Repositories & Tools
1. DeerFlow is an open-source super agent harness that orchestrates sub-agents, memory, and sandboxes.
2. Ruflo is an AI agent orchestration framework that transforms Claude Code into a powerful multi-agent development platform.
3. MarkItDown is a lightweight Python utility for converting various files to Markdown for use with LLMs.
4. FireRed OCR is a framework for specializing general LVLMs into document parsing experts.
Top Papers of The Week
1. AI Agents as Universal Task Solvers
This paper describes AI agents as stochastic dynamical systems and frames reasoning as transductive inference that captures algorithmic structure to speed up novel tasks. It shows that the optimal speed-up on a new task is tightly related to the algorithmic information it shares with the training data. It also highlights that transductive inference yields its greatest benefits precisely when the data-generating mechanism is most complex, and identifies a possible failure mode of naive scaling.
2. Decoding ML Decision: An Agentic Reasoning Framework for Large-Scale Ranking System
This paper presents GEARS (Generative Engine for Agentic Ranking Systems), a framework that reframes ranking optimization as an autonomous discovery process within a programmable experimentation environment. Rather than treating optimization as static model selection, GEARS leverages Specialized Agent Skills to encapsulate ranking expert knowledge into reusable reasoning capabilities, enabling operators to steer systems via high-level intent vibe personalization.
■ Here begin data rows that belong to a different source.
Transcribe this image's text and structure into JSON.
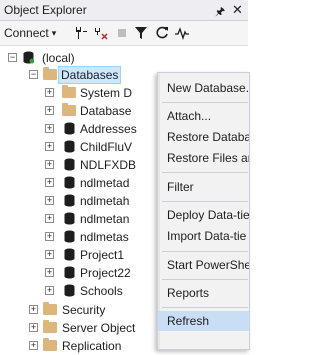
{
  "window": {
    "title": "Object Explorer",
    "pin_icon": "pin-icon",
    "close_icon": "close-icon"
  },
  "toolbar": {
    "connect_label": "Connect",
    "chevron": "▾",
    "icons": [
      "connect-icon",
      "disconnect-icon",
      "stop-icon",
      "filter-icon",
      "refresh-icon",
      "activity-monitor-icon"
    ]
  },
  "tree": {
    "server": "(local)",
    "databases": "Databases",
    "children": [
      "System D",
      "Database",
      "Addresses",
      "ChildFluV",
      "NDLFXDB",
      "ndlmetad",
      "ndlmetah",
      "ndlmetan",
      "ndlmetas",
      "Project1",
      "Project22",
      "Schools"
    ],
    "siblings": [
      "Security",
      "Server Object",
      "Replication"
    ]
  },
  "context_menu": {
    "items": [
      "New Database...",
      "Attach...",
      "Restore Databas",
      "Restore Files an",
      "Filter",
      "Deploy Data-tie",
      "Import Data-tie",
      "Start PowerShe",
      "Reports",
      "Refresh"
    ],
    "highlighted": "Refresh"
  },
  "colors": {
    "selection": "#cce8ff",
    "menu_highlight": "#c9def5",
    "folder": "#dcb67a"
  }
}
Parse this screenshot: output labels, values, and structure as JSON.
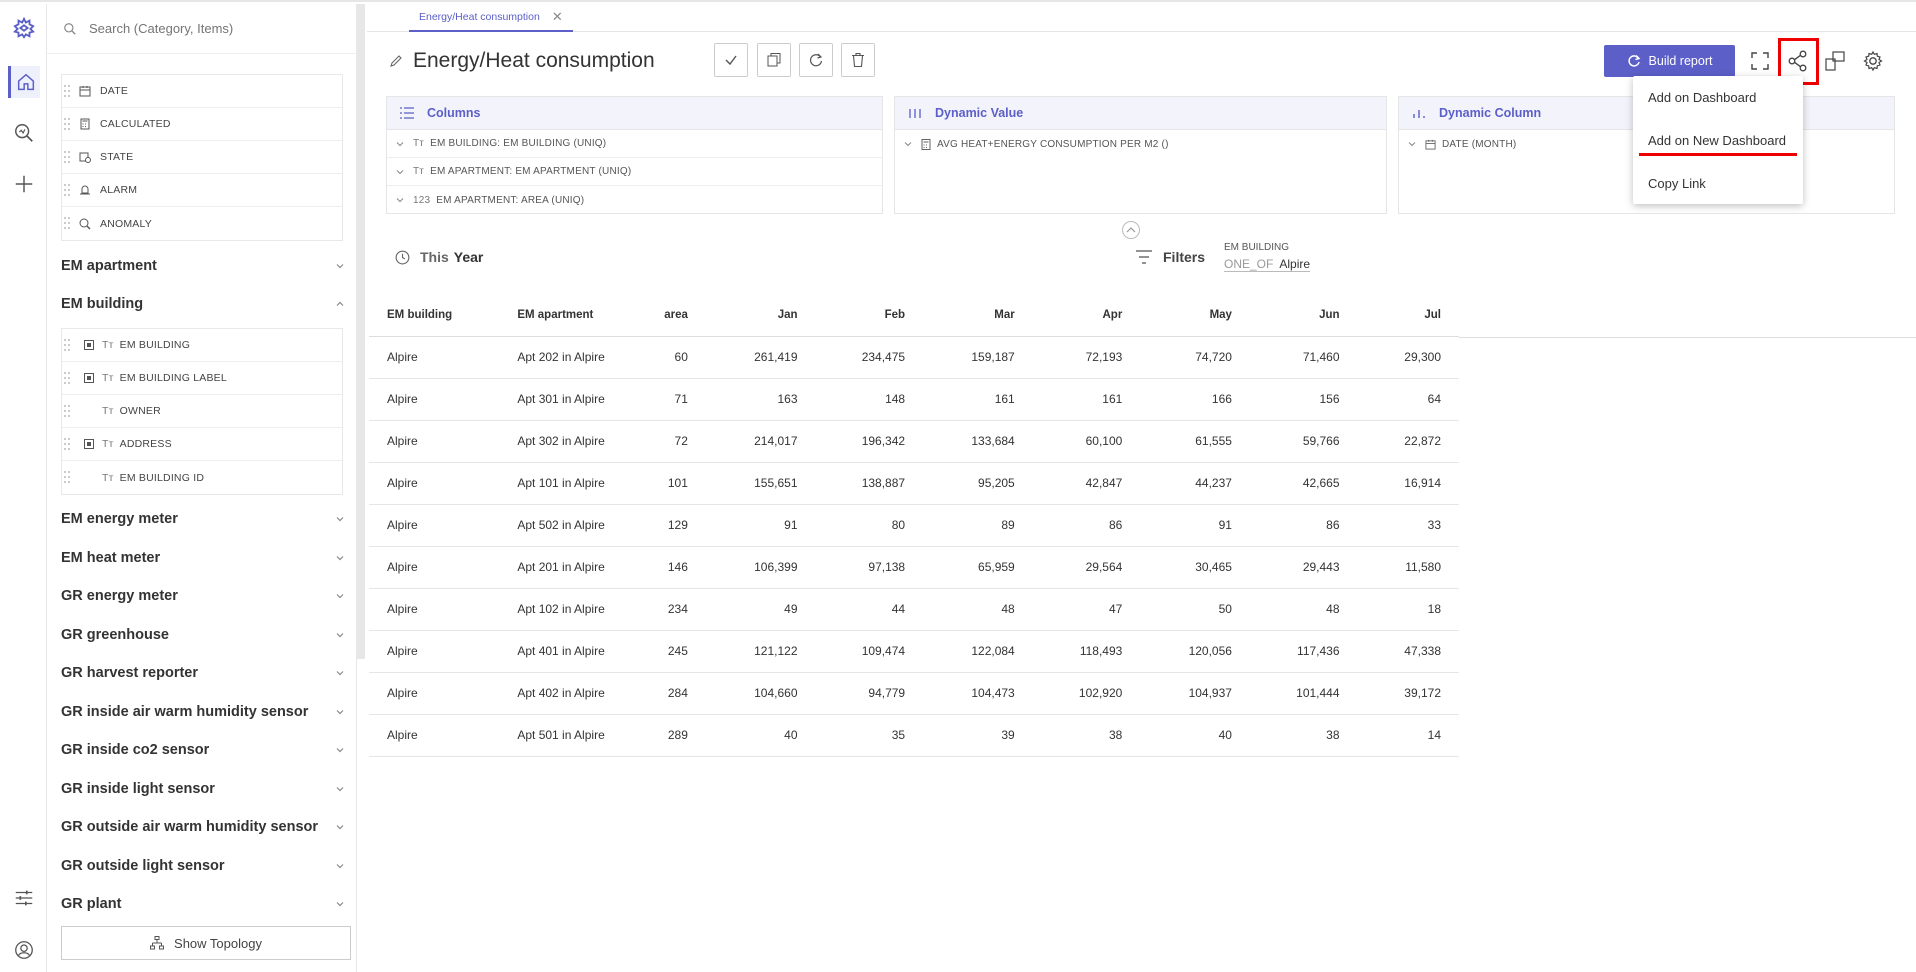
{
  "search": {
    "placeholder": "Search (Category, Items)"
  },
  "fields_top": [
    {
      "label": "DATE",
      "icon": "calendar-icon"
    },
    {
      "label": "CALCULATED",
      "icon": "calculator-icon"
    },
    {
      "label": "STATE",
      "icon": "state-icon"
    },
    {
      "label": "ALARM",
      "icon": "alarm-icon"
    },
    {
      "label": "ANOMALY",
      "icon": "anomaly-icon"
    }
  ],
  "groups": [
    "EM apartment",
    "EM building",
    "EM energy meter",
    "EM heat meter",
    "GR energy meter",
    "GR greenhouse",
    "GR harvest reporter",
    "GR inside air warm humidity sensor",
    "GR inside co2 sensor",
    "GR inside light sensor",
    "GR outside air warm humidity sensor",
    "GR outside light sensor",
    "GR plant"
  ],
  "em_building_fields": [
    "EM BUILDING",
    "EM BUILDING LABEL",
    "OWNER",
    "ADDRESS",
    "EM BUILDING ID"
  ],
  "topology_label": "Show Topology",
  "tab": {
    "label": "Energy/Heat consumption"
  },
  "title": "Energy/Heat consumption",
  "build_label": "Build report",
  "panels": {
    "columns": {
      "title": "Columns",
      "items": [
        "EM BUILDING: EM BUILDING (UNIQ)",
        "EM APARTMENT: EM APARTMENT (UNIQ)",
        "EM APARTMENT: AREA (UNIQ)"
      ],
      "types": [
        "Tт",
        "Tт",
        "123"
      ]
    },
    "dynamic_value": {
      "title": "Dynamic Value",
      "items": [
        "AVG HEAT+ENERGY CONSUMPTION PER M2 ()"
      ]
    },
    "dynamic_column": {
      "title": "Dynamic Column",
      "items": [
        "DATE (MONTH)"
      ]
    }
  },
  "period": {
    "label": "This",
    "value": "Year"
  },
  "filters": {
    "label": "Filters",
    "field": "EM BUILDING",
    "op": "ONE_OF",
    "value": "Alpire"
  },
  "table": {
    "headers": [
      "EM building",
      "EM apartment",
      "area",
      "Jan",
      "Feb",
      "Mar",
      "Apr",
      "May",
      "Jun",
      "Jul"
    ],
    "rows": [
      [
        "Alpire",
        "Apt 202 in Alpire",
        "60",
        "261,419",
        "234,475",
        "159,187",
        "72,193",
        "74,720",
        "71,460",
        "29,300"
      ],
      [
        "Alpire",
        "Apt 301 in Alpire",
        "71",
        "163",
        "148",
        "161",
        "161",
        "166",
        "156",
        "64"
      ],
      [
        "Alpire",
        "Apt 302 in Alpire",
        "72",
        "214,017",
        "196,342",
        "133,684",
        "60,100",
        "61,555",
        "59,766",
        "22,872"
      ],
      [
        "Alpire",
        "Apt 101 in Alpire",
        "101",
        "155,651",
        "138,887",
        "95,205",
        "42,847",
        "44,237",
        "42,665",
        "16,914"
      ],
      [
        "Alpire",
        "Apt 502 in Alpire",
        "129",
        "91",
        "80",
        "89",
        "86",
        "91",
        "86",
        "33"
      ],
      [
        "Alpire",
        "Apt 201 in Alpire",
        "146",
        "106,399",
        "97,138",
        "65,959",
        "29,564",
        "30,465",
        "29,443",
        "11,580"
      ],
      [
        "Alpire",
        "Apt 102 in Alpire",
        "234",
        "49",
        "44",
        "48",
        "47",
        "50",
        "48",
        "18"
      ],
      [
        "Alpire",
        "Apt 401 in Alpire",
        "245",
        "121,122",
        "109,474",
        "122,084",
        "118,493",
        "120,056",
        "117,436",
        "47,338"
      ],
      [
        "Alpire",
        "Apt 402 in Alpire",
        "284",
        "104,660",
        "94,779",
        "104,473",
        "102,920",
        "104,937",
        "101,444",
        "39,172"
      ],
      [
        "Alpire",
        "Apt 501 in Alpire",
        "289",
        "40",
        "35",
        "39",
        "38",
        "40",
        "38",
        "14"
      ]
    ]
  },
  "share_menu": [
    "Add on Dashboard",
    "Add on New Dashboard",
    "Copy Link"
  ],
  "colors": {
    "accent": "#5b5fc7",
    "highlight": "#ee0000"
  }
}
3. Diffusion-Pretrained Dense and Contextual Embeddings
This report introduces pplx-embed, a family of multilingual embedding models that employ multi-stage contrastive learning on a diffusion-pretrained language model backbone for web-scale retrieval. Researchers released two model types: pplx-embed-v1 for standard retrieval, and pplx-embed-context-v1 for contextualized embeddings that incorporate global document context into passage representations. pplx-embed-v1 achieves competitive performance on the MTEB(Multilingual, v2), MTEB(Code), MIRACL, BERGEN, and ToolRet retrieval benchmarks, while pplx-embed-context-v1 sets new records on the ConTEB benchmark.
4. Doc-to-LoRA: Learning to Instantly Internalize Contexts
This paper proposes Doc-to-LoRA (D2L), a lightweight hypernetwork that meta-learns to perform approximate context distillation within a single forward pass. Given an unseen prompt, D2L generates a LoRA adapter for a target LLM, enabling subsequent queries to be answered without re-consuming the original context, reducing latency and KV-cache memory consumption during inference of the target LLM. On a long-context needle-in-a-haystack task, D2L successfully learns to map contexts into adapters that store the needle information, achieving near-perfect zero-shot accuracy at sequence lengths exceeding the target LLM’s native context window by more than 4x.
5. Discovering Multiagent Learning Algorithms with Large Language Models
This paper introduces AlphaEvolve, an LLM-powered evolutionary coding agent that automatically designs multi-agent reinforcement learning algorithms for imperfect-information games. AlphaEvolve discovers VAD-CFR, which uses volatility-sensitive discounting, consistency-enforced optimism, and a hard warm-start schedule, and SHOR-PSRO, which blends Optimistic Regret Matching with smoothed best-response distributions and dynamic annealing, both of which outperform state-of-the-art CFR and PSRO variants.